El texto de Ortiz se compone de tratados que articulan una perspectiva genealógica del teatro y del observador en la modernidad, para dar paso a una segunda parte en donde narra en montaje
distintas experiencias comunales de los últimos años en el mundo. El autor comienza con una suerte
de arqueología de la representación en la que emplaza la época de los aparatos; a decir de Jean-Louis
Déotte, estos se refieren a artilugios que hacen aparecer formas sensibles durante un momento histórico
determinado. La invención del aparato perspectivista implicaría el devenir del individuo y de la razón:
no la inmersión del espectador en la representación, sino la separación entre esta y la posibilidad de
actuar en ella.
En esta arqueología y antropología del aparataje teatral, Ortiz explica la inmovilidad del teatro
cerrado a partir de la figura leviatánica de Thomas Hobbes, con la que se inaugura, a mediados del siglo
XVII, la modernidad política y, con ella, la representación. En efecto, si en el frontispicio del Leviatán
el cuerpo del soberano está compuesto por una multiplicidad de cuerpos individuales para dejar vacía la
ciudad, la estructura teatral —con sus plateas, palcos y proscenios— orienta la mirada de este individuo
hacia el escenario y, al sesgo, hacia el soberano.

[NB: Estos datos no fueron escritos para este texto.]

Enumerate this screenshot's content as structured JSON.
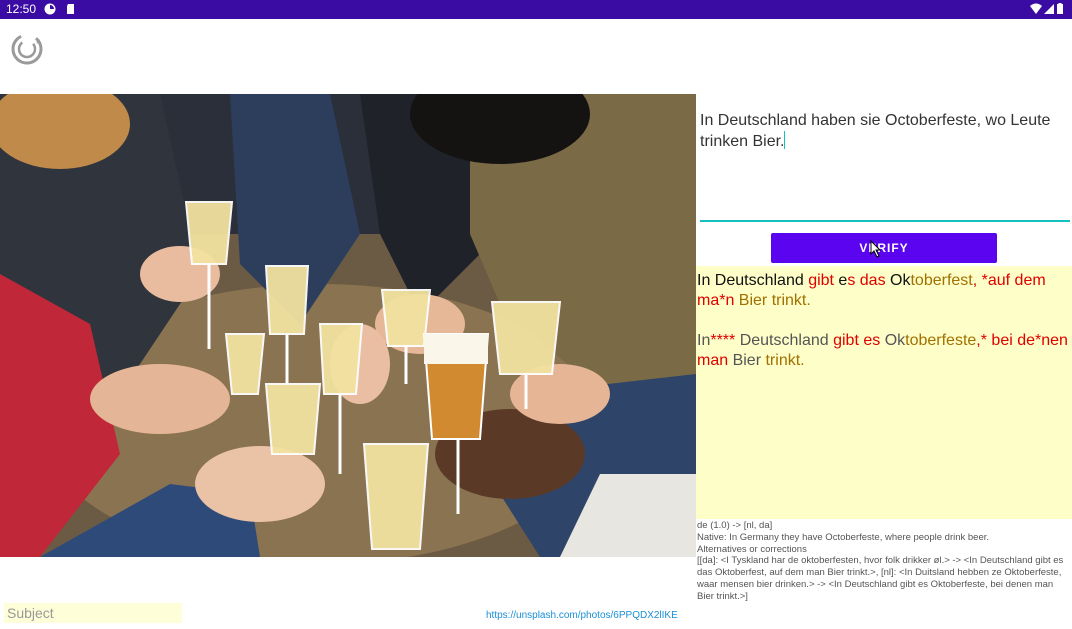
{
  "status_bar": {
    "time": "12:50"
  },
  "sentence": {
    "text": "In Deutschland haben sie Octoberfeste, wo Leute trinken Bier."
  },
  "verify": {
    "label": "VERIFY"
  },
  "results": [
    [
      {
        "t": "In Deutschland ",
        "c": "black"
      },
      {
        "t": "gibt",
        "c": "red"
      },
      {
        "t": " e",
        "c": "black"
      },
      {
        "t": "s das ",
        "c": "red"
      },
      {
        "t": "Ok",
        "c": "black"
      },
      {
        "t": "toberfest",
        "c": "brown"
      },
      {
        "t": ", *auf dem ma*n ",
        "c": "red"
      },
      {
        "t": "Bier trinkt.",
        "c": "brown"
      }
    ],
    [
      {
        "t": "In",
        "c": "gray"
      },
      {
        "t": "**** ",
        "c": "red"
      },
      {
        "t": "Deutschland ",
        "c": "gray"
      },
      {
        "t": "gibt es ",
        "c": "red"
      },
      {
        "t": "Ok",
        "c": "gray"
      },
      {
        "t": "toberfeste",
        "c": "brown"
      },
      {
        "t": ",* bei de*nen man ",
        "c": "red"
      },
      {
        "t": "Bier ",
        "c": "gray"
      },
      {
        "t": "trinkt.",
        "c": "brown"
      }
    ]
  ],
  "info": {
    "lines": [
      "de (1.0) -> [nl, da]",
      "Native: In Germany they have Octoberfeste, where people drink beer.",
      "Alternatives or corrections",
      "[[da]: <I Tyskland har de oktoberfesten, hvor folk drikker øl.> -> <In Deutschland gibt es das Oktoberfest, auf dem man Bier trinkt.>, [nl]: <In Duitsland hebben ze Oktoberfeste, waar mensen bier drinken.> -> <In Deutschland gibt es Oktoberfeste, bei denen man Bier trinkt.>]"
    ]
  },
  "subject": {
    "placeholder": "Subject"
  },
  "credit": {
    "text": "https://unsplash.com/photos/6PPQDX2lIKE"
  },
  "colors": {
    "status_bar": "#3a0ca3",
    "button": "#5b04f0",
    "accent": "#17c0c0",
    "result_bg": "#fefec8",
    "red": "#e00000",
    "brown": "#a07000"
  }
}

En otras palabras, el aparato de la mirada produce una
pulsión escópica determinante para la interpretación, a cargo del dispositivo del teatro del reconocimiento.
El proceso de la reorganización de la experiencia sensible que culmina en los teatros cerrados
funciona como una analogía de la figura del Príncipe, para devenir marioneta en la modernidad como
la máquina artificial de Hobbes. Le Théâtre c’est moi, advierte Rubén Ortiz. Y es que la tragedia previa a la modernidad implicaba cuerpos, afectos, politicidad y publicidad; sin embargo, la entrada al
racionalismo inauguró espacios liberales eo ipso despolitizados. Incluso puede decirse que el conflicto
escatológico de la antigüedad se subsume en la convivencia, la seguridad y la privacidad de la ciudad
moderna y del teatro cerrado. En su lugar, emergen escenarios de contemplación como museos, auditorios y, por supuesto, teatros.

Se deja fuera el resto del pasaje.